Filomena Molder é uma autora que não me canso de ler.

“Havendo uma suspensão do fluxo intencional da experiência, a irrupção dos afectos e das imagens sonhadas encontra o espírito no estado mais propício de abandono, alheamento, que é uma forma elevada de concentração: o leitor não é tanto aquele que vê, quanto aquele que a vidência guia, esquecido da sua própria visibilidade. Ao riso e ao choro, e ao seu cortejo, nascidos da leitura, não há idade que seja alheia: haverá alguma idade que lhe seja mais favorável? O acto de ler, a aprendizagem da leitura é um acto de infância por absoluto, por isso mesmo parecem os velhos que lêem tão perto de regressar a um ponto onde toda a infância se acolhe, e os adultos tomados pela leitura deixam transparecer, intocáveis, todos os indícios desse lugar recôndito, oculto em todas as ocasiões. Na verdade, a dificuldade de um adulto ou de um velho aprender a ler procede da vertigem de não poderem regressar a um mundo de lembranças, para o qual a infância está desde sempre preparada: um sonho sem comparações, tal como a língua materna. Aquele que já perdeu a infância não pode resgatar esse sonho do aprender incomparável, do aprender sem analogia, esse endureceu, está armado, defendido pela espessura de toda a espécie de repetições, suspeitas, deduções, lamentos e falsos improvisos, que constituem o lote de qualquer vida composta de muitos anos, para quem toda a vivência é um derivado. Na infância a leitura encarna essa descoberta do que não se passou em lugar nenhum, nem em tempo nenhum, isso que para Novalis era o único verdadeiro. Não é outro o sentido da experiência visível ou antecipável no rosto, nos ombros, nas mãos, nos atacadores dos sapatos, nos braços, nos cabelos, de todos aqueles que aparecem nestas fotografias, andados à procura de uma coisa que deixaram guardada num quarto que já foi deles.”

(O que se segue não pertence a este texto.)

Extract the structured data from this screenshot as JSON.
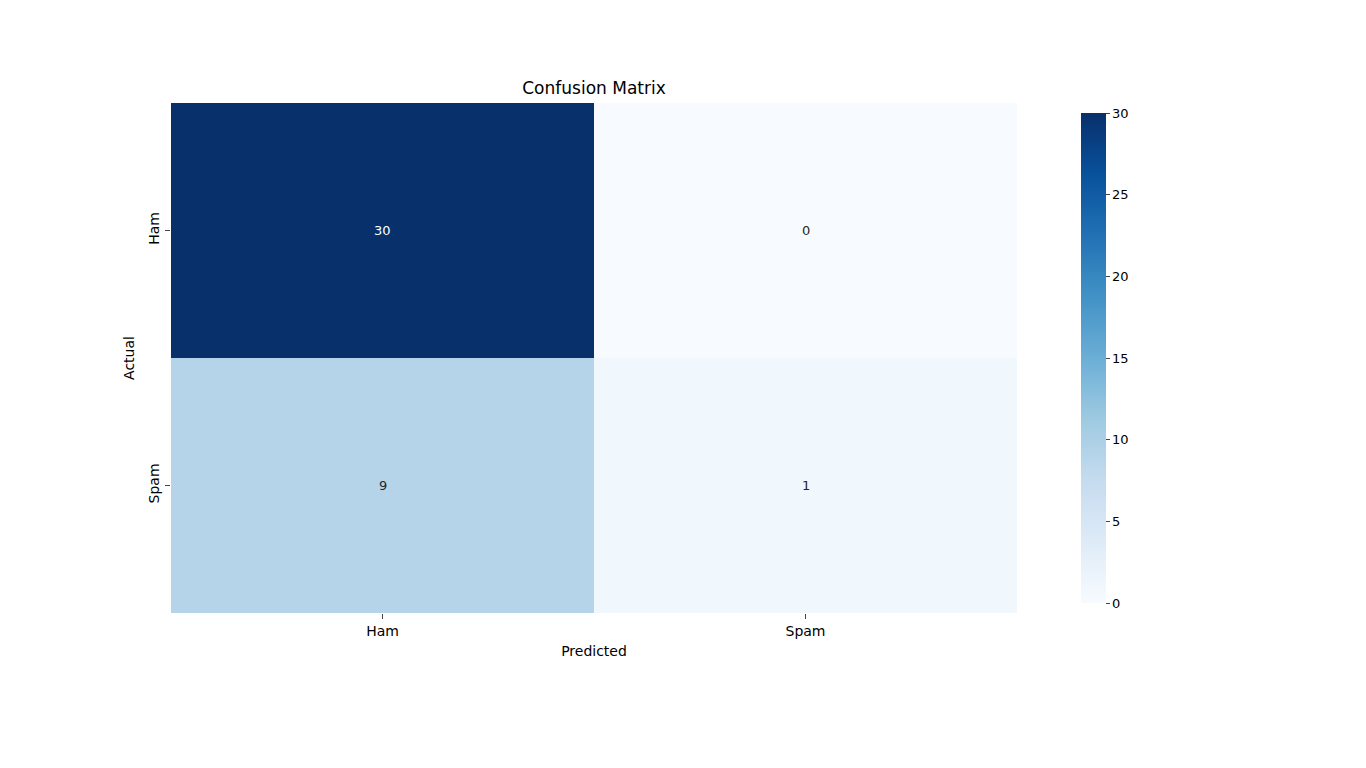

Há uns dias chegou um leitor ao balcão da biblioteca, trazia consigo os livros que tinha levado. Desculpou-se dizendo que lhe faltava um, que não o trazia, tinha estado a ler Aquele Livro sem parar, nem tinha conseguido comer. Falava com uma voz emocionada e desenhou-se-me imediatamente um sorriso no coração.
Gostaria que todos os dias fossem assim.
Quis saber o que leu, esperei impacientemente que o devolvesse.

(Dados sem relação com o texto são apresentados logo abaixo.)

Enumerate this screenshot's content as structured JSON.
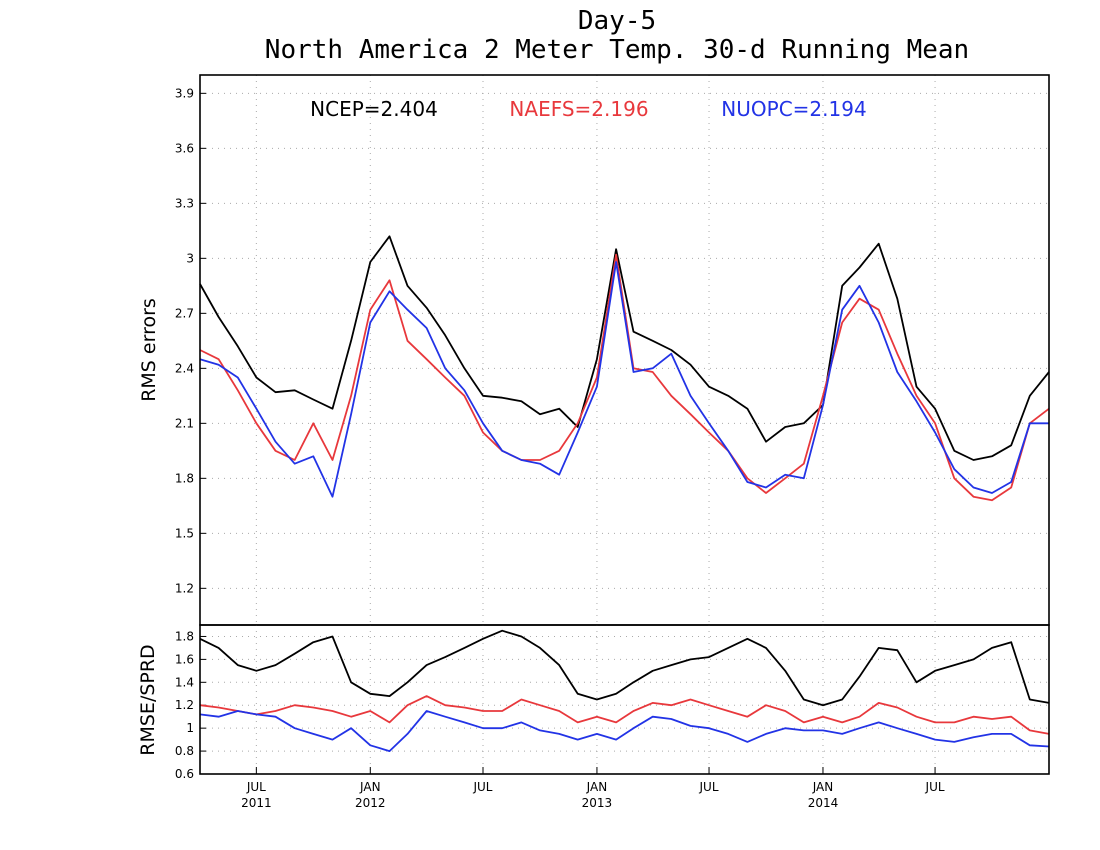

As vidas das pessoas: não sabemos o que nelas acontece. E no entanto sentimo-nos uns aos outros se o quisermos. Mostramo-nos um pouco mais quando ali colocamos um livro, Aquele Livro. Tocamo-nos uns aos outros. As bibliotecas vivas que somos abrem-se em leque e dão-se a conhecer para que outras integrem em si os Nossos Livros.


A estante verde que guardamos: como dizer segredos silenciosamente.